Using these clock frequencies, we ran a quick test of
Battlefield 3 to evaluate the gains from overclocking.
Actual 3D performance gained from overclocking in "Quiet" mode is -1.7%. This is because the card is running at the temperature limit when not overclocked, having to reduce clocks to not overheat. Overclocking the card then has power output go up disproportionally, which actually has the card downclock even more to handle the heat.
When using the "Uber" BIOS, we see a 7.2% performance improvement.
Voltage Tuning
It has been a long-known fact that overclocking headroom increases with more operating voltage. Software voltage control has until recently been rare on graphics cards, and most users were not willing to risk their warranty by performing a soldering voltmod, but almost all current cards use voltage control to lower power consumption by throttling voltage in idle and low load.
In this section, we will increase the GPU operating voltage step by step before recording our maximum possible clock speed. Voltage listed is the value reported by the measurement feature of the voltage controller. We left memory frequency at default for this test.
In order to avoid PowerTune throttling our card, we adjusted the power limit to +50% and set fan speed to 100%, which makes sure the card does not run into temperature limit. We used the "Uber" BIOS in these tests.
The following graph shows our sample's overclocking potential. GPU clock is represented by the blue line using the vertical clock scale on the left. The scale starts at the default clock to give a feel for the card's overclocking potential over its base clock. Temperature is plotted in red using the °C scale on the right side of the graph. An additional graph shows full system power draw in orange, measured at the wall socket while running the given voltage, clock, and temperature.
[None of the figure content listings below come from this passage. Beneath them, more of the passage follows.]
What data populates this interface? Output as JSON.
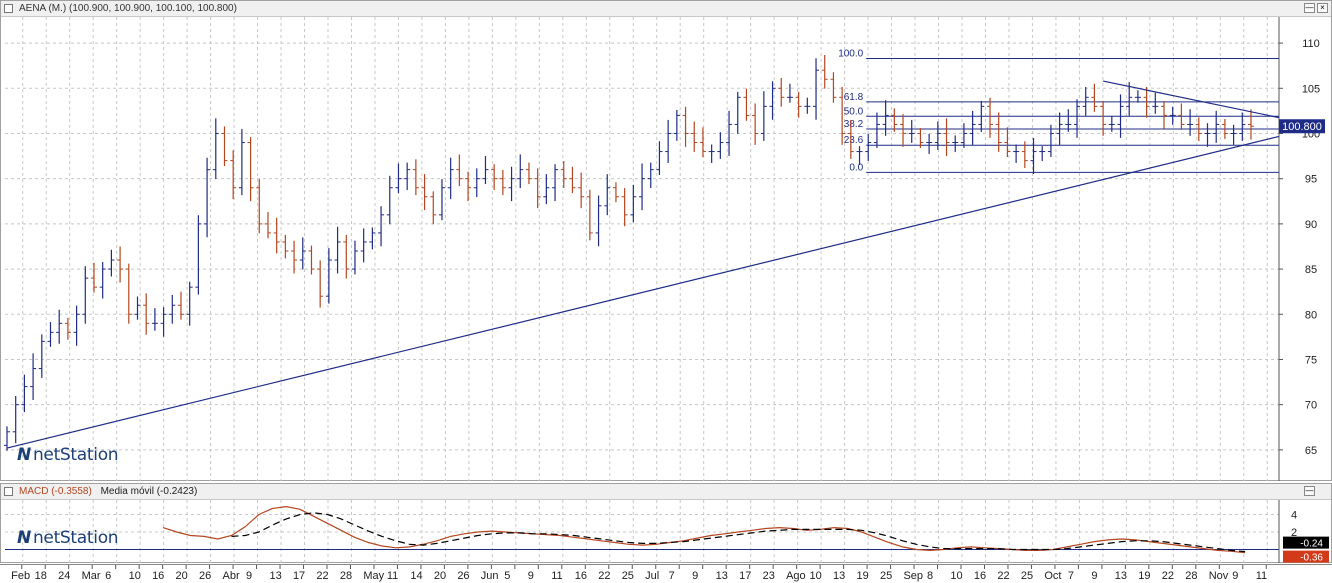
{
  "price_panel": {
    "title": "AENA (M.) (100.900, 100.900, 100.100, 100.800)",
    "last_price_label": "100.800",
    "logo_text": "netStation",
    "window_buttons": [
      "—",
      "×"
    ]
  },
  "macd_panel": {
    "macd_label": "MACD (-0.3558)",
    "ma_label": "Media móvil (-0.2423)",
    "macd_value_label": "-0.36",
    "ma_value_label": "-0.24",
    "logo_text": "netStation",
    "window_buttons": [
      "—"
    ]
  },
  "colors": {
    "up_bar": "#1f2c87",
    "down_bar": "#b5461f",
    "trendline": "#1f2c87",
    "fib": "#1f2c87",
    "macd_line": "#b5461f",
    "ma_line": "#000000",
    "grid": "#c8c8c8"
  },
  "chart_data": [
    {
      "type": "ohlc",
      "title": "AENA (M.) (100.900, 100.900, 100.100, 100.800)",
      "y_ticks": [
        65,
        70,
        75,
        80,
        85,
        90,
        95,
        100,
        105,
        110
      ],
      "ylim": [
        62,
        112
      ],
      "last_price": 100.8,
      "grid": true,
      "closes": [
        67,
        70,
        72,
        74,
        77,
        78,
        79,
        78,
        80,
        84,
        83,
        85,
        86,
        85,
        80,
        81,
        79,
        79,
        80,
        81,
        80,
        83,
        90,
        96,
        100,
        97,
        94,
        99,
        94,
        90,
        89,
        88,
        87,
        86,
        87,
        85,
        82,
        86,
        88,
        85,
        87,
        88,
        89,
        91,
        94,
        95,
        96,
        94,
        93,
        91,
        94,
        96,
        95,
        94,
        95,
        96,
        95,
        94,
        95,
        96,
        95,
        93,
        94,
        96,
        95,
        94,
        93,
        89,
        92,
        94,
        93,
        91,
        93,
        95,
        96,
        98,
        100,
        102,
        100,
        99,
        98,
        98,
        99,
        101,
        104,
        102,
        100,
        103,
        105,
        104,
        104,
        103,
        103,
        107,
        106,
        104,
        100,
        98,
        98,
        99,
        101,
        102,
        101,
        100,
        100,
        99,
        99,
        100,
        99,
        99,
        100,
        101,
        103,
        101,
        99,
        98,
        98,
        97,
        98,
        98,
        100,
        101,
        101,
        103,
        104,
        103,
        101,
        101,
        103,
        104,
        104,
        103,
        103,
        102,
        102,
        101,
        101,
        100,
        100,
        101,
        100,
        100,
        101,
        100.8
      ],
      "fibonacci": [
        {
          "label": "100.0",
          "value": 108.3
        },
        {
          "label": "61.8",
          "value": 103.5
        },
        {
          "label": "50.0",
          "value": 101.9
        },
        {
          "label": "38.2",
          "value": 100.5
        },
        {
          "label": "23.6",
          "value": 98.7
        },
        {
          "label": "0.0",
          "value": 95.7
        }
      ],
      "trendlines": [
        {
          "from": [
            0,
            65.2
          ],
          "to": [
            151,
            100.8
          ]
        },
        {
          "from": [
            126,
            105.8
          ],
          "to": [
            151,
            100.8
          ]
        }
      ]
    },
    {
      "type": "line",
      "title": "MACD (-0.3558)  Media móvil (-0.2423)",
      "y_ticks": [
        2,
        4
      ],
      "ylim": [
        -1.2,
        5.2
      ],
      "series": [
        {
          "name": "MACD (-0.3558)",
          "last": -0.3558,
          "values": [
            2.5,
            2.0,
            1.6,
            1.5,
            1.2,
            1.6,
            2.6,
            4.0,
            4.7,
            4.9,
            4.6,
            3.8,
            3.0,
            2.2,
            1.4,
            0.8,
            0.4,
            0.2,
            0.3,
            0.6,
            1.0,
            1.5,
            1.8,
            2.0,
            2.1,
            2.0,
            1.9,
            1.8,
            1.7,
            1.6,
            1.4,
            1.2,
            1.0,
            0.8,
            0.6,
            0.5,
            0.6,
            0.8,
            1.0,
            1.3,
            1.6,
            1.8,
            2.0,
            2.2,
            2.4,
            2.5,
            2.4,
            2.2,
            2.3,
            2.5,
            2.4,
            2.0,
            1.4,
            0.8,
            0.3,
            0.0,
            -0.1,
            0.0,
            0.2,
            0.3,
            0.2,
            0.1,
            0.0,
            -0.1,
            -0.1,
            0.0,
            0.3,
            0.6,
            0.9,
            1.1,
            1.2,
            1.1,
            0.9,
            0.7,
            0.5,
            0.3,
            0.1,
            -0.1,
            -0.2,
            -0.36
          ]
        },
        {
          "name": "Media móvil (-0.2423)",
          "last": -0.2423,
          "values": [
            null,
            null,
            null,
            null,
            null,
            1.5,
            1.6,
            2.0,
            2.8,
            3.5,
            4.0,
            4.2,
            4.0,
            3.5,
            2.8,
            2.1,
            1.5,
            1.0,
            0.6,
            0.5,
            0.7,
            1.0,
            1.3,
            1.6,
            1.8,
            1.9,
            1.9,
            1.8,
            1.8,
            1.7,
            1.6,
            1.4,
            1.2,
            1.0,
            0.8,
            0.7,
            0.7,
            0.8,
            0.9,
            1.1,
            1.3,
            1.5,
            1.7,
            1.9,
            2.1,
            2.2,
            2.3,
            2.3,
            2.3,
            2.3,
            2.3,
            2.2,
            1.9,
            1.5,
            1.0,
            0.6,
            0.3,
            0.1,
            0.1,
            0.1,
            0.1,
            0.1,
            0.0,
            0.0,
            0.0,
            0.0,
            0.1,
            0.3,
            0.5,
            0.7,
            0.9,
            1.0,
            1.0,
            0.9,
            0.7,
            0.5,
            0.3,
            0.1,
            -0.1,
            -0.24
          ]
        }
      ]
    }
  ],
  "x_axis": {
    "labels": [
      "Feb",
      "18",
      "24",
      "Mar",
      "6",
      "10",
      "16",
      "20",
      "26",
      "Abr",
      "9",
      "13",
      "17",
      "22",
      "28",
      "May",
      "11",
      "14",
      "20",
      "26",
      "Jun",
      "5",
      "9",
      "11",
      "16",
      "22",
      "25",
      "Jul",
      "7",
      "9",
      "13",
      "17",
      "23",
      "Ago",
      "10",
      "13",
      "19",
      "25",
      "Sep",
      "8",
      "10",
      "16",
      "22",
      "25",
      "Oct",
      "7",
      "9",
      "13",
      "19",
      "22",
      "28",
      "Nov",
      "9",
      "11"
    ]
  }
}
AMD's Radeon R9 290X shows fantastic clock scaling with GPU voltage, better than any GPU I've previously reviewed. The clocks do not show any signs of diminishing returns, which leads me to believe that the GPU could clock even higher with more voltage and cooling.
AMD's stock cooler is completely overwhelmed with the heat output of the card during voltage tweaking, though. Even at 100%, it could barely keep the card from overheating and was noisier than any cooler I've ever experienced. My neighbors actually complained, asking why I used power tools that late at night.
Power draw also increases immensely, going from just above 400 W for the whole system to around 650 W! To conclude, I expect extreme overlclockers with access to liquid nitrogen to love this card. Everyone else will probably find voltage tuning beyond +0.05 V to be too hot and too noisy.